Spójrzmy na dane. Według Instytutu Statystyki Kościoła Katolickiego (ISKK bada katolicyzm w Polsce od 1972 roku) regularnie, rok do roku, spada liczba osób uczęszczających na msze św. (dominicantes) i przyjmujących komunię św. (communicantes). To specyficzne dane, które nie podają odsetka z ogółu populacji, ale odnoszą się wyłącznie do osób z Kościołem związanych, czyli ochrzczonych, z wyłączeniem małych dzieci oraz osób w podeszłym wieku. O ile jeszcze w 1990 roku uczestniczących w mszach św., czyli dominicantes, było 50,3 proc. ogółu ochrzczonych, to w 2021 roku liczba ta spadła w zasadzie o połowę i wynosi 28,3 proc.

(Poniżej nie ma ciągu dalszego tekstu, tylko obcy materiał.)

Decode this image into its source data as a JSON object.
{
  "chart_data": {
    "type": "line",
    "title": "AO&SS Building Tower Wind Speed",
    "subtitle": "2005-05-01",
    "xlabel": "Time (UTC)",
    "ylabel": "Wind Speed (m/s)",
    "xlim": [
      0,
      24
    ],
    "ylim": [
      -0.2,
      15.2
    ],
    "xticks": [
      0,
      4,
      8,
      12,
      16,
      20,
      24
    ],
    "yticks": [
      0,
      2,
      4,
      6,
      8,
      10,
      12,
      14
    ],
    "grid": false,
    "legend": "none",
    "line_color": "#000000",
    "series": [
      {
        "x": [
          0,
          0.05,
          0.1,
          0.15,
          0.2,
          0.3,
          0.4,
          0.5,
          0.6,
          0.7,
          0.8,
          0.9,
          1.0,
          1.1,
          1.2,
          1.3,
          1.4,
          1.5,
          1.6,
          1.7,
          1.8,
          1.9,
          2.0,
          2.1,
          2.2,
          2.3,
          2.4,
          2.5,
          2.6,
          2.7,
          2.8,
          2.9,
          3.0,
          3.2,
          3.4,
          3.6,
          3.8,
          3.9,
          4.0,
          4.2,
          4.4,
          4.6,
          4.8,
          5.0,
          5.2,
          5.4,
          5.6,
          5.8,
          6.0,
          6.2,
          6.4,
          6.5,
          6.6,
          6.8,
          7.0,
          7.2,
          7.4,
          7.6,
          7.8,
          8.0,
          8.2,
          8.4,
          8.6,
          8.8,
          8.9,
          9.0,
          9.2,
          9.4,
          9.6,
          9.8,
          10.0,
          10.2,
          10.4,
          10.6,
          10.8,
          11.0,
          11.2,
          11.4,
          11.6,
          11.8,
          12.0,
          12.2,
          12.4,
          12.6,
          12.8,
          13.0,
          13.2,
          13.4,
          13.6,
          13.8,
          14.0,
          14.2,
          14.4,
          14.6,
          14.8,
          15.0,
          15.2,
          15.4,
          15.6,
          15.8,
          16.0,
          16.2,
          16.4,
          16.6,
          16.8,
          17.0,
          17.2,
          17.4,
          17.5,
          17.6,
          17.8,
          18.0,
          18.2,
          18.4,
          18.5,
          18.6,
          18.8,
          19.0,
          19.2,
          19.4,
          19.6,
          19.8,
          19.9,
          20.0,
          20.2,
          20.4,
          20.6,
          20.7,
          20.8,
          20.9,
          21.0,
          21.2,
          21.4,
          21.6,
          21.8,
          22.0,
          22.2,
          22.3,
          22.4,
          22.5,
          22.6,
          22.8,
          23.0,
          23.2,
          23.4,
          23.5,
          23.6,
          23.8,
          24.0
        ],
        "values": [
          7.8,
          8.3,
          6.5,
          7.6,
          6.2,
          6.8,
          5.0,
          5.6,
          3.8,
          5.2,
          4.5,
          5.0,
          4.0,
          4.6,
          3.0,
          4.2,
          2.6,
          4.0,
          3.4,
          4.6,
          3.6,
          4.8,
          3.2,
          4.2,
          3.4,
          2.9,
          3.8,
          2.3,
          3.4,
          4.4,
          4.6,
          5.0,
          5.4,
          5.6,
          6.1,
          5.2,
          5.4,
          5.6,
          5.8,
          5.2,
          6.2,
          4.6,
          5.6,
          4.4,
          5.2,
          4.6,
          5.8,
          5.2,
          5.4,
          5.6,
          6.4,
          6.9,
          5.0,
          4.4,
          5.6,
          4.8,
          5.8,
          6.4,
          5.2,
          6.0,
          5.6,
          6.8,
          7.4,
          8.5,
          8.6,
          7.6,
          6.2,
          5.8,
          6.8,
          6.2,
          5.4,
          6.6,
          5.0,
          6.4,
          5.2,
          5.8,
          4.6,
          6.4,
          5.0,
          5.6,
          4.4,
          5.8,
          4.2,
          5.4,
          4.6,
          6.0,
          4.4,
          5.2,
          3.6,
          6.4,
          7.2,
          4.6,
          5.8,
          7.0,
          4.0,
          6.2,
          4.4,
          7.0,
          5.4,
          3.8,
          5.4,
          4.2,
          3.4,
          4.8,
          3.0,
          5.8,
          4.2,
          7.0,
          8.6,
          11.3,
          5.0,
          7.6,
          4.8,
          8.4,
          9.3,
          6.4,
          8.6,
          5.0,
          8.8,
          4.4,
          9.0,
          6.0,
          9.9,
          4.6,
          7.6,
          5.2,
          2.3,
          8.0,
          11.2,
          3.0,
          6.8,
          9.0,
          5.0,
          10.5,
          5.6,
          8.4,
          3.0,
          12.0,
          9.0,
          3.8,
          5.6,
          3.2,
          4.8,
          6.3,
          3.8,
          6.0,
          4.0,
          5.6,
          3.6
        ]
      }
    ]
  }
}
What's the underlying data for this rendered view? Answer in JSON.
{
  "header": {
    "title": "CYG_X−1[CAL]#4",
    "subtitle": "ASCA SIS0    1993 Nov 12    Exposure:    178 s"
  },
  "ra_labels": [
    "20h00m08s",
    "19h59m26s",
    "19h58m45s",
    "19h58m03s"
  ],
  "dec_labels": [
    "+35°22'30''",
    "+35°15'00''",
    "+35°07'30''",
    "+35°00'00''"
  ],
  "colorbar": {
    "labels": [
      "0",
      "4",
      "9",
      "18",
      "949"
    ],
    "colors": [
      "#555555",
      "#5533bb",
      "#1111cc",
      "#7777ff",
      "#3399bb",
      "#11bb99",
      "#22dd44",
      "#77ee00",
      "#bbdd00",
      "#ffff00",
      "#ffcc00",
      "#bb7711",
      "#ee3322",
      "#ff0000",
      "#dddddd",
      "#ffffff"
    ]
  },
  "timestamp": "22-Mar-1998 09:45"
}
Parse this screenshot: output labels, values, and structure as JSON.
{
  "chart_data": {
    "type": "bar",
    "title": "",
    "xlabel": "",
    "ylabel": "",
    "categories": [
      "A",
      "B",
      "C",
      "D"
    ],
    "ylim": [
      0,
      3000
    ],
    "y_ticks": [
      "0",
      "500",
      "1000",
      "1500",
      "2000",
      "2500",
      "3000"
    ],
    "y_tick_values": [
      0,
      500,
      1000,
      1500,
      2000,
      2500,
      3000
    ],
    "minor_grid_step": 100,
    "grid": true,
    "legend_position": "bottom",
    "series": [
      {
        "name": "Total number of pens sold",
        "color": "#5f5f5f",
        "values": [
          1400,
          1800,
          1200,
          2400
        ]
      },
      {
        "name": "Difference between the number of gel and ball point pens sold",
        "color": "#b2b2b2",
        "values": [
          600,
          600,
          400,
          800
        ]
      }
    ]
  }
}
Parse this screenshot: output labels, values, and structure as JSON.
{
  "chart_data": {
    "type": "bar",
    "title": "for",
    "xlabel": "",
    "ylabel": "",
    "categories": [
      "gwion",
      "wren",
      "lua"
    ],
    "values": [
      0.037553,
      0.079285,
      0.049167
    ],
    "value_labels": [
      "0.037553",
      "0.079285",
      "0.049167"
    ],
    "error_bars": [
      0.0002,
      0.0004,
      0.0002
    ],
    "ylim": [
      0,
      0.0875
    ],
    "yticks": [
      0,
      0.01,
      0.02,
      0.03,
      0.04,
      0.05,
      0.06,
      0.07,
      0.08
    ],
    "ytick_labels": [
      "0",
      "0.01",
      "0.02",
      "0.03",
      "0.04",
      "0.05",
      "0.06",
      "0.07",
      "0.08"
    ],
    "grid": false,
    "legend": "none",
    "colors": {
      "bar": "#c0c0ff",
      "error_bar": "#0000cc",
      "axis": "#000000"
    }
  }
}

Za to załamanie odpowiadają przede wszystkim ludzie młodzi. Pokazują to dane GUS, ale wystarczy zajrzeć do internetu. Kościół katolicki przeżywa kryzys, związany przede wszystkim z aferami na tle seksualnym z udziałem duchownych i stygmatyzacją określonych grup społecznych. A to dwie kwestie, na które młodzi są niezwykle czuli. Zmieniła się też kultura – staromodność kościelnej komunikacji, nieumiejętność odnalezienia się w przestrzeni intermedialnej i multimedialnej to niewątpliwie kolejne przyczyny. Młodym łatwiej utożsamiać się z Kapitan Marvel niż z apostołami. Zwłaszcza dziewczynkom.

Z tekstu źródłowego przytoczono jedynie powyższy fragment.